Economists still don't know what makes it happen. An economy thrives for years, and then suddenly, without warning, falls into a hole. Unemployment soars until somehow, sooner or later, growth resumes. Every economy on the planet has experienced these painful, mysterious and apparently unavoidable slumps.

Among academics, the most popular theory is the Big Shock, which has many variations. In this view, you get a recession when some big thing like an oil crisis whacks the economy, causing a corresponding reaction. Conservative economists assume individuals and businesses will react in the best and most rational possible way, creating an optimal economic response, so the government shouldn't get involved. Others take the less extreme view that governments and central banks, acting wisely, can intervene to help an economy recover.

A few economists instead prefer what you might call the amplification theory. They suggest that interactions between different parts of an economy might make it possible for even tiny shocks to have big consequences, much as a spark in a parched forest can trigger a vast fire. A small downturn for an auto manufacturer might hurt its suppliers, undermining their ability to supply other auto makers and creating a growing cascade of distress. The cause is less the shock and more the links that amplify it.

For most economists, that's the end of the discussion: Recessions are either the result of big shocks, or of small shocks with amplification. They ignore a third possibility: that an economy might sometimes get seriously out of shape with no shock at all. The omission is odd, because this way of thinking was quite common in economics some 50 years ago.

Fortunately, a group of economists and physicists is reviving the old “no shocks” idea. Interestingly, they start with a mathematical model of the economy built by Big Shock theorists -- specifically, the so-called Real Business Cycle model, which still garners lots of attention from economists. Like many mainstream economic models, it assumes that individuals and businesses make perfectly rational, optimal decisions, which lead the economy to a stable economic equilibrium. The new research then makes some adjustments to this picture: It assumes that individuals, rather than having perfect foresight when predicting future prices, sometimes make small errors. The result is radically different. The interactions of firms and individuals now create an ongoing turbulence with sporadic recessions arising from a natural lack of coordination, without any shocks at all.
 

 

The researchers go on to show that if you make the model more realistic along any of a number of dimensions -- firms taking a little time to adjust their production to new levels, for example, rather than doing so instantaneously -- you always end up with an inherently unstable economy. The conclusion is pretty much the opposite of what the Real Business Cycle theory's creators originally intended. They wanted to defend the notion that markets work perfectly, not to entertain the possibility that recessions might reflect an inability of markets to coordinate supply and demand. Their own model actually destroys that hope.
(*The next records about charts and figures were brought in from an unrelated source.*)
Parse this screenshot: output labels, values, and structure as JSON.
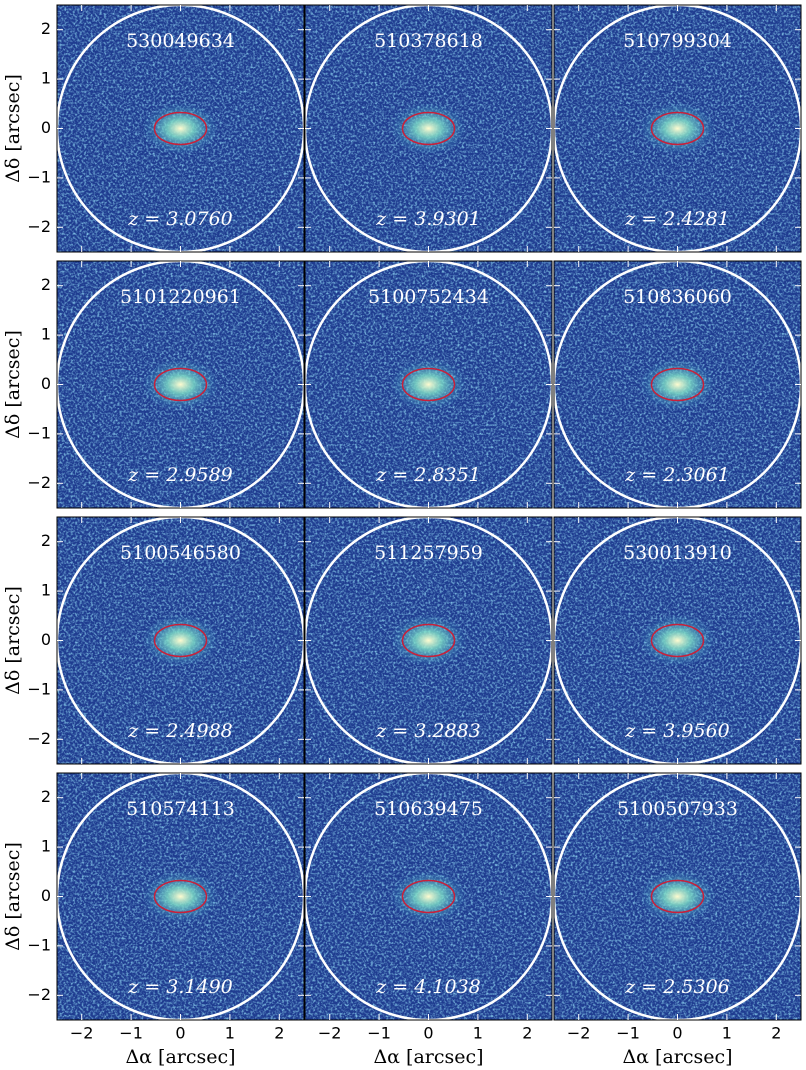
{
  "chart_data": {
    "type": "image",
    "xlabel": "Δα [arcsec]",
    "ylabel": "Δδ [arcsec]",
    "xlim": [
      -2.5,
      2.5
    ],
    "ylim": [
      -2.5,
      2.5
    ],
    "xticks": [
      {
        "value": -2,
        "label": "−2"
      },
      {
        "value": -1,
        "label": "−1"
      },
      0,
      1,
      2
    ],
    "yticks": [
      {
        "value": -2,
        "label": "−2"
      },
      {
        "value": -1,
        "label": "−1"
      },
      0,
      1,
      2
    ],
    "panels": [
      {
        "id": "530049634",
        "redshift": "z = 3.0760"
      },
      {
        "id": "510378618",
        "redshift": "z = 3.9301"
      },
      {
        "id": "510799304",
        "redshift": "z = 2.4281"
      },
      {
        "id": "5101220961",
        "redshift": "z = 2.9589"
      },
      {
        "id": "5100752434",
        "redshift": "z = 2.8351"
      },
      {
        "id": "510836060",
        "redshift": "z = 2.3061"
      },
      {
        "id": "5100546580",
        "redshift": "z = 2.4988"
      },
      {
        "id": "511257959",
        "redshift": "z = 3.2883"
      },
      {
        "id": "530013910",
        "redshift": "z = 3.9560"
      },
      {
        "id": "510574113",
        "redshift": "z = 3.1490"
      },
      {
        "id": "510639475",
        "redshift": "z = 4.1038"
      },
      {
        "id": "5100507933",
        "redshift": "z = 2.5306"
      }
    ]
  }
}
It's an amusing and ironic outcome, with implications beyond recessions. For years, many economists have argued that their assumptions of perfect rationality, self-interest and equilibrium are merely convenient elements in valuable thought experiments; they learn about the real world despite the manifestly false assumptions. That position now looks completely indefensible. It looks more as if Big Shock theorists are worried that relaxing their assumptions will lead to some very different and very inconvenient conclusions.

This isn't to say that we know for sure what really causes big recessions. Big shocks, little shocks and inherent instability may all play a role. It will take some honest science to figure that out.